木が老齢化すると枝も出にくくなったり、病気(萎縮病など)が発生して主枝を切り落としたりします。それでもダメなら気の入れ替えのために抜根をします。
また、突発的に木が枯れてしまうこともあります。その原因が白紋羽病です。
白もんぱが出てしまった際は、地中を伝わって他の木も枯らせてしまう恐れがあるので抜根をします。
その際の抜根の方法などを解説します。
梨の抜根の時期
抜根の時期は他の木へのダメージが少ない、休眠期(11月下旬〜2月下旬)頃に行います。
実のところ抜根する木が密集地帯に無ければ、他の作業との兼ね合い次第でいつでも問題ありません。
果樹の抜根の方法・手順
抜根予定の木を中心にして半径2〜5mを掘り上げます。この時の半径は木の大きさによって変わります。

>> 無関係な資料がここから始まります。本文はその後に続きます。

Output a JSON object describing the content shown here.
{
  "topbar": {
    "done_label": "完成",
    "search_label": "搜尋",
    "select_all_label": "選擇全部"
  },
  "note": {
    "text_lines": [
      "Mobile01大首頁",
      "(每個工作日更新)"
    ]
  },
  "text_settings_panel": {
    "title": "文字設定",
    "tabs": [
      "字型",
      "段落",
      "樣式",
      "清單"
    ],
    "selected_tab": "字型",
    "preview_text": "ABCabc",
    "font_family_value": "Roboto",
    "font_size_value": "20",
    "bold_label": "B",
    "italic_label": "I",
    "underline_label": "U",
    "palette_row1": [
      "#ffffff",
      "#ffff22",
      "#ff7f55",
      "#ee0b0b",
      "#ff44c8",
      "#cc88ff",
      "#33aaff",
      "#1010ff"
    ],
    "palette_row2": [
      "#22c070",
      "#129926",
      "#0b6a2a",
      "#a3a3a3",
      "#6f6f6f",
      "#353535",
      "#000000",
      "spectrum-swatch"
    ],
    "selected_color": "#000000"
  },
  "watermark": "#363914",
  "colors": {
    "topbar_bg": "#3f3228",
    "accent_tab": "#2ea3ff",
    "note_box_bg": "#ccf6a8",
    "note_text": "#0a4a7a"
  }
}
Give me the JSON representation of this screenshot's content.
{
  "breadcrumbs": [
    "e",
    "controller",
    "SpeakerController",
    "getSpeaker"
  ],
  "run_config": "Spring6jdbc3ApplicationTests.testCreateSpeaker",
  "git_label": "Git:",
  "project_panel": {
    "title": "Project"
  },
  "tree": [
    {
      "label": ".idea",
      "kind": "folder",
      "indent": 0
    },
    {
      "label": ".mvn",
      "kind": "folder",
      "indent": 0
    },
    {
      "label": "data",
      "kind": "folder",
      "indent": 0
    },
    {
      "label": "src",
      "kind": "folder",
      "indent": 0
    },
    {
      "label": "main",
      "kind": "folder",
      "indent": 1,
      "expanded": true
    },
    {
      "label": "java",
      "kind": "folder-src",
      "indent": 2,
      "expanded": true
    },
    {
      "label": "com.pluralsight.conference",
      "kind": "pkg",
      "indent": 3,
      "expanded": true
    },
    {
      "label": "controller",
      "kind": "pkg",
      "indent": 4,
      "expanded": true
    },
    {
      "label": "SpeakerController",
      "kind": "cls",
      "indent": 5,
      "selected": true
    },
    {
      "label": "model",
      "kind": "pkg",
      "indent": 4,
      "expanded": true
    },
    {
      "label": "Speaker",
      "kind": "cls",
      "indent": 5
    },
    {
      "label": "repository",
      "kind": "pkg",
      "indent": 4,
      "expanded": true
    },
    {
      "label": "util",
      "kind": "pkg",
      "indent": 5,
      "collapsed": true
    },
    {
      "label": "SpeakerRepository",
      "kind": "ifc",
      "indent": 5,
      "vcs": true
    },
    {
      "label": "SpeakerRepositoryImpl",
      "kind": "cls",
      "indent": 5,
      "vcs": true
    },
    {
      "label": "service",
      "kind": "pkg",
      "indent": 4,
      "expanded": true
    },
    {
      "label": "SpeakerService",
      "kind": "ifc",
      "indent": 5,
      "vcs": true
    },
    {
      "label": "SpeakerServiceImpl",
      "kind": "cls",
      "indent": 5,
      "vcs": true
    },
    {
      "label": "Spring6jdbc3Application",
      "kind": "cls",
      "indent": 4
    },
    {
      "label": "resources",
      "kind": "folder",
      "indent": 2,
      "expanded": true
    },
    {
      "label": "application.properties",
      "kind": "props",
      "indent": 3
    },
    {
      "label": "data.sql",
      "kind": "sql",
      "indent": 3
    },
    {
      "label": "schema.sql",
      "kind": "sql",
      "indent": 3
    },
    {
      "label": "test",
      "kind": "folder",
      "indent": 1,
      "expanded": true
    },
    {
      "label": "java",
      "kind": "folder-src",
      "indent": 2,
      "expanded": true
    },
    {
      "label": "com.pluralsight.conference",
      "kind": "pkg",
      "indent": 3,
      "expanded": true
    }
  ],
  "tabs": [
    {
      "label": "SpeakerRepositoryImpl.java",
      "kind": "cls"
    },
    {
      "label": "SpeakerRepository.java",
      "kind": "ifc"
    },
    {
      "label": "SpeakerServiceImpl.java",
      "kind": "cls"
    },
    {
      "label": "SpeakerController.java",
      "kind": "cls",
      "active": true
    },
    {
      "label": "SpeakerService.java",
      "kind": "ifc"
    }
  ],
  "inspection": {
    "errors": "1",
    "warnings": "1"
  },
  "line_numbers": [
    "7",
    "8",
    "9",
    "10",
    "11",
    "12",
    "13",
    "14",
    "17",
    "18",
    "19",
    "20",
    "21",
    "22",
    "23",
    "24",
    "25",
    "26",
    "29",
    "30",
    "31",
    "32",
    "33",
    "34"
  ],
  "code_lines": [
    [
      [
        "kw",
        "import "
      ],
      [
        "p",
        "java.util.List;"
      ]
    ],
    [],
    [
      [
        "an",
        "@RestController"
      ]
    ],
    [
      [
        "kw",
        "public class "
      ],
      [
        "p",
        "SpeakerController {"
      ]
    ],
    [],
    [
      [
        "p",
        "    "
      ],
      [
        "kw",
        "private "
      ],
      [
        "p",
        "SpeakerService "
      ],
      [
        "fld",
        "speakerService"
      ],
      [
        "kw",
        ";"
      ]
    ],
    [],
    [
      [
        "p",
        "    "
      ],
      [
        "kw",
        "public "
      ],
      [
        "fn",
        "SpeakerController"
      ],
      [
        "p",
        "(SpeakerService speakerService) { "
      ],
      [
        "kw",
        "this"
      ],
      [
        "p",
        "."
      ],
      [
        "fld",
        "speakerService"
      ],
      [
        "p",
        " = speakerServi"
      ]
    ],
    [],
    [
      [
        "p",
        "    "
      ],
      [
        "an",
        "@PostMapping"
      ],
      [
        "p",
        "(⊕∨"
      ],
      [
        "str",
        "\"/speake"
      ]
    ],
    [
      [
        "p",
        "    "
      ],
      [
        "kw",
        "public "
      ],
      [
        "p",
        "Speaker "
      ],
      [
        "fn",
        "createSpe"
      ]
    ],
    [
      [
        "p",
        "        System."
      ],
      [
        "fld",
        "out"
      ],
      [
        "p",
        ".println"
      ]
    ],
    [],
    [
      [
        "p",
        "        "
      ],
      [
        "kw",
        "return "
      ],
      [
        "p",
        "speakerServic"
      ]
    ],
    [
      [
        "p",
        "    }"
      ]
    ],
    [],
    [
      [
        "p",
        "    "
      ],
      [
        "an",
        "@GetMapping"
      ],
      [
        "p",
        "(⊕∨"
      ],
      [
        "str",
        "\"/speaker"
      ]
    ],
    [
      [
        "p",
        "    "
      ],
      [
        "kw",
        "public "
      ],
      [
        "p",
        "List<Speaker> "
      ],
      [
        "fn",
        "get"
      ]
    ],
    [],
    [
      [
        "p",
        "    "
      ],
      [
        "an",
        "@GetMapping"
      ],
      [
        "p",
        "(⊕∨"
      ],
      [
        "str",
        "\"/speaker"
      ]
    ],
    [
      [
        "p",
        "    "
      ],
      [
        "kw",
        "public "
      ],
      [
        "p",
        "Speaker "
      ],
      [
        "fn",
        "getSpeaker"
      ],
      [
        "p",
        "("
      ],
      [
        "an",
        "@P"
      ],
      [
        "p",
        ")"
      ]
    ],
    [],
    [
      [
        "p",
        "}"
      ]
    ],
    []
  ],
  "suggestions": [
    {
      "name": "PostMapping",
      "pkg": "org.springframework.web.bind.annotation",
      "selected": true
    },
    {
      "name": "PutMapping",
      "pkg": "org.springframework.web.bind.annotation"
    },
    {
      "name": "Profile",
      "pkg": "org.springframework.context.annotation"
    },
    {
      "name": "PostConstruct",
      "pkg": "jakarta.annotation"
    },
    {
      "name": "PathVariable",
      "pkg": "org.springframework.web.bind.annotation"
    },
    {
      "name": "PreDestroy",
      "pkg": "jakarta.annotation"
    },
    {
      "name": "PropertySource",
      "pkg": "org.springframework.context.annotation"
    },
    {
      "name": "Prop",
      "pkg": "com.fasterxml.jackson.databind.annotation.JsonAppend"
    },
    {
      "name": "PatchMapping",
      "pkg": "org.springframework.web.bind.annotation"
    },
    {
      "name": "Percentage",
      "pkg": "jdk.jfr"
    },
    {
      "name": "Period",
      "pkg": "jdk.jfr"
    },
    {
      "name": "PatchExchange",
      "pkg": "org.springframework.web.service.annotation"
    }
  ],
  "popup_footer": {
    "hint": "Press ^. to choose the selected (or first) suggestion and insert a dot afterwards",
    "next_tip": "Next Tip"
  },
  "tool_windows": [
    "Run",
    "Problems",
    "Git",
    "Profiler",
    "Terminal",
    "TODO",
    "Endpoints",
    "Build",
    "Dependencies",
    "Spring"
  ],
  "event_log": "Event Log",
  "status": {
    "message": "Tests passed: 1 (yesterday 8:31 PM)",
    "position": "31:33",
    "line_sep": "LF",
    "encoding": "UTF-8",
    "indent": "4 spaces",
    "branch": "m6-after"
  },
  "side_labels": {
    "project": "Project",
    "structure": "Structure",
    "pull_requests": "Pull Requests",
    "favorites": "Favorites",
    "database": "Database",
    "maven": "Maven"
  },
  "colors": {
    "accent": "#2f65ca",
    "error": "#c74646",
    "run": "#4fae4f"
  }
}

木が大きいほど根っこが広範囲に広がっているので、それらを全て掘り起こします。
抜根の注意点で、雨の中やらないのと、雨の後すぐにはやらないことです。雨によって土がかなり重くなるので負荷が増大して、事故が起きる可能性が出てきます。
①逃げ道を作っておく
掘るときは必ず逃げ道を作っておきます。掘り方としては『コの字』に掘ります。
状況により異なりますが時計周りに掘っていき、最後は足場を確保して株を掘り上げます。
最後の足場部分まで掘ってしまうと株からだいぶ離れた位置から株を掘り上げることになるので、踏ん張りが効かずにうまく掘り上げることができなくなります。
また、木が密集している場合もちゃんと逃げ道(後方)を確保しておかないと、株を掘り上げてバックしようとしても後ろに木があった場合は後退できなくなります。
なので最初にコの字となる逃げ道の部分を考えて、掘り進めましょう。
②一番外側から掘っていく
掘る範囲を決めたら、一番外側から掘っていきます。いきなり中心(株)を掘ろうと思っても根っこが張り付いているので、いきなり木を引っこ抜くことはできません。
無理に引っこ抜こうとすると、バックホーが小型だと横転する恐れがあるので無理はしないようにしましょう。
ただ、上の画像のように枯れてから年数が経っていた場合や、白門羽によって根っこがボロボロの場合は割と簡単に引き抜けます。
一番外側を深さ1〜2m(木によって深さは異なる)掘ったら、隣の列でまた同じ深さを掘ります。バケットの幅は40〜50cmくらいなので、50cm幅を掘ったら隣の列も50cm掘って、株付近になったら掘るのをやめて、掘る位置を変えます。
株の付近は太い根っこが多いので、無理に掘らなくて問題無いです。
③少しづつ掘っていく
掘るときは、バックホーのバケットに収まるように少しづつ掘っていきます。
同じ場所をケーキのミルフィーユを1枚1枚剥がすように掘り進めます。(バームクーヘンを1枚ずつ剥がす感じです)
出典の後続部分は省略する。